# How do you make a wooden ring



## CanadaJeff (Jul 8, 2008)

Okay, so I'm super impressed and at the same time curious on the wooden rings that have been showing up on the LJ projects.

I have never tried this, but am very interested it giving it a shot. So can someone let me know how a wooden ring is made. Do you need a lathe? I don't have one, but do have carving tools, sand paper and time on my hands!

Cheers
Jeff


----------



## Waldschrat (Dec 29, 2008)

Jeff,

Its easy enough, but the only method where I have made a ring with is with the lathe, I am sure you could carve one, but I think it would take forever and probably put your fingers at risk trying to carve a small fragile object with sharp instruments.

I can imagine it can be done like you said by hand, but I have only attempted and used a lathe for this kind of work. so even though you do not have a lathe, I can still describe it to you, in case you buy one have a shot at one.

The process goes as follows (with the lathe)... first you need to plane out the material to the thickness you want it, this will appoximately the width of the ring. this is completly a taste question on how wide you want it to look, or how slender, but it can not be too thin because the thiner you make it the easier it can break when turning it.

Then you need to drill out the hole where the finger will go, this is a trial and error if you do not know your finger size, but you can measure circa what you need with an outside caliper.
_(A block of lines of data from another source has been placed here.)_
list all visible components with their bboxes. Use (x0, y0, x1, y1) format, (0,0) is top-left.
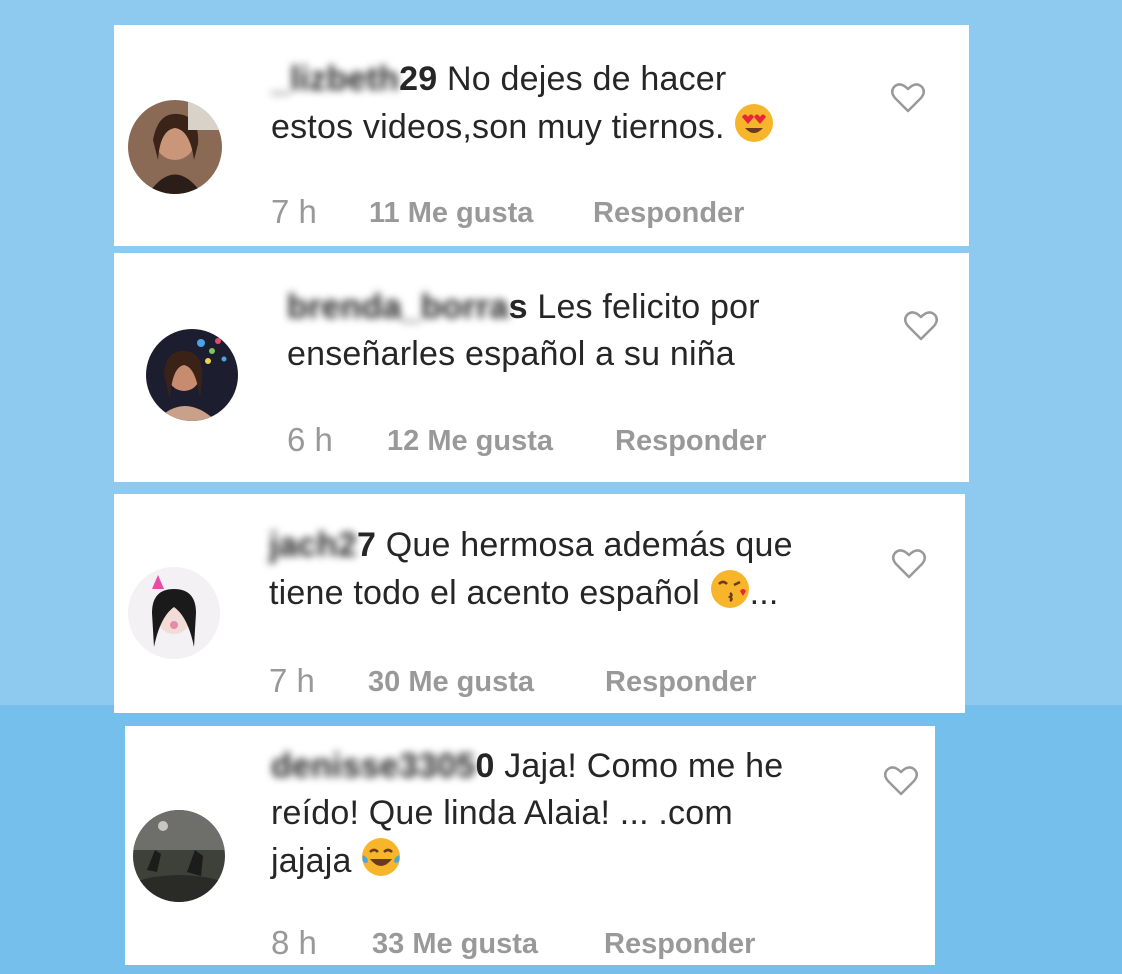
comment-line-1: Que hermosa además que (385, 526, 793, 564)
comment-line-3: jajaja (271, 842, 352, 880)
timestamp: 7 h (269, 662, 315, 699)
comment-text: _lizbeth29 No dejes de hacer estos video… (271, 56, 871, 151)
kiss-emoji (710, 569, 750, 609)
comment-card-3: jach27 Que hermosa además que tiene todo… (114, 494, 965, 713)
username[interactable]: denisse33050 (271, 747, 495, 785)
avatar[interactable] (128, 100, 222, 194)
comment-line-2: enseñarles español a su niña (287, 335, 735, 373)
like-heart-icon[interactable] (891, 548, 927, 580)
username[interactable]: jach27 (269, 526, 376, 564)
comment-meta: 6 h 12 Me gusta Responder (287, 421, 937, 465)
comment-meta: 7 h 30 Me gusta Responder (269, 662, 919, 706)
avatar[interactable] (128, 567, 220, 659)
comment-card-1: _lizbeth29 No dejes de hacer estos video… (114, 25, 969, 246)
avatar[interactable] (146, 329, 238, 421)
comment-text: brenda_borras Les felicito por enseñarle… (287, 284, 907, 378)
comment-card-2: brenda_borras Les felicito por enseñarle… (114, 253, 969, 482)
comment-line-2: estos videos,son muy tiernos. (271, 108, 725, 146)
like-heart-icon[interactable] (903, 310, 939, 342)
likes-count[interactable]: 11 Me gusta (369, 197, 533, 230)
comment-line-1: Les felicito por (537, 288, 760, 326)
like-heart-icon[interactable] (883, 765, 919, 797)
avatar[interactable] (133, 810, 225, 902)
comment-line-1: Jaja! Como me he (504, 747, 784, 785)
comment-text: denisse33050 Jaja! Como me he reído! Que… (271, 743, 891, 885)
comment-line-2: reído! Que linda Alaia! ... .com (271, 794, 733, 832)
tears-of-joy-emoji (361, 837, 401, 877)
likes-count[interactable]: 12 Me gusta (387, 425, 553, 458)
comment-meta: 7 h 11 Me gusta Responder (271, 193, 921, 237)
likes-count[interactable]: 30 Me gusta (368, 666, 534, 699)
timestamp: 7 h (271, 193, 317, 230)
username[interactable]: brenda_borras (287, 288, 528, 326)
username[interactable]: _lizbeth29 (271, 60, 437, 98)
reply-button[interactable]: Responder (615, 425, 766, 458)
comment-meta: 8 h 33 Me gusta Responder (271, 924, 921, 968)
heart-eyes-emoji (734, 103, 774, 143)
comment-text: jach27 Que hermosa además que tiene todo… (269, 522, 889, 617)
timestamp: 8 h (271, 924, 317, 961)
reply-button[interactable]: Responder (593, 197, 744, 230)
comment-card-4: denisse33050 Jaja! Como me he reído! Que… (125, 726, 935, 965)
ellipsis[interactable]: ... (750, 574, 779, 612)
reply-button[interactable]: Responder (605, 666, 756, 699)
timestamp: 6 h (287, 421, 333, 458)
comment-line-1: No dejes de hacer (447, 60, 727, 98)
like-heart-icon[interactable] (890, 82, 926, 114)
comment-line-2: tiene todo el acento español (269, 574, 700, 612)
reply-button[interactable]: Responder (604, 928, 755, 961)
likes-count[interactable]: 33 Me gusta (372, 928, 538, 961)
Use a forstner bit that is really sharp and problem solved… I usually drill more holes than necessary, because usually with thinner rings or just turning rings in general one breaks. You then cut out the rough shape around the hole with a band saw.

You need to have turned on the lathe before hand a counter "tennon" or "finger" "shaft" that you can press the ring on to, which is slightly thinner at on end than the other, you pretty much "jam" the ring on so you can turn it. This "tennon" piece, itself is jammed normally in a self centering metal holder, which is screwed on the machine/lathe.

The rest is simply turned down with normal turning tools and sand paper (for the last fine finish)


----------



## Durnik150 (Apr 22, 2009)

Jeff,

Maxx, another LJ, has made a couple rings without the use of a lathe. It was a little time consuming but not terribly so. I'll point out this post to him and have him reply but I think these are the basics.

Laminate a sandwich of thin woods, almost veneer thickness. This is assuming you want layers as part of your design. The sandwich was only about 1 1/2" square and about 3/8" thick. He then used a forstner bit to cut the ring hole, approximating the size he needed. He then basically had a small, flat square of material with a hole in it. Using his band saw he then cut down the outside of the ring to a little over-thick. Essentially just taking off the corners to end up with a ring shape. After that he mounted the "ring" on his drill press and took the sandpaper to it until it was the correct thickness.

This was a simple attempt to experiment with the shapes and processes but the rings he has made have been pretty darned good. I'm sure there are more refined and comprehensive methods out there but this simple method worked for at least a simple round ring.

Good luck!


----------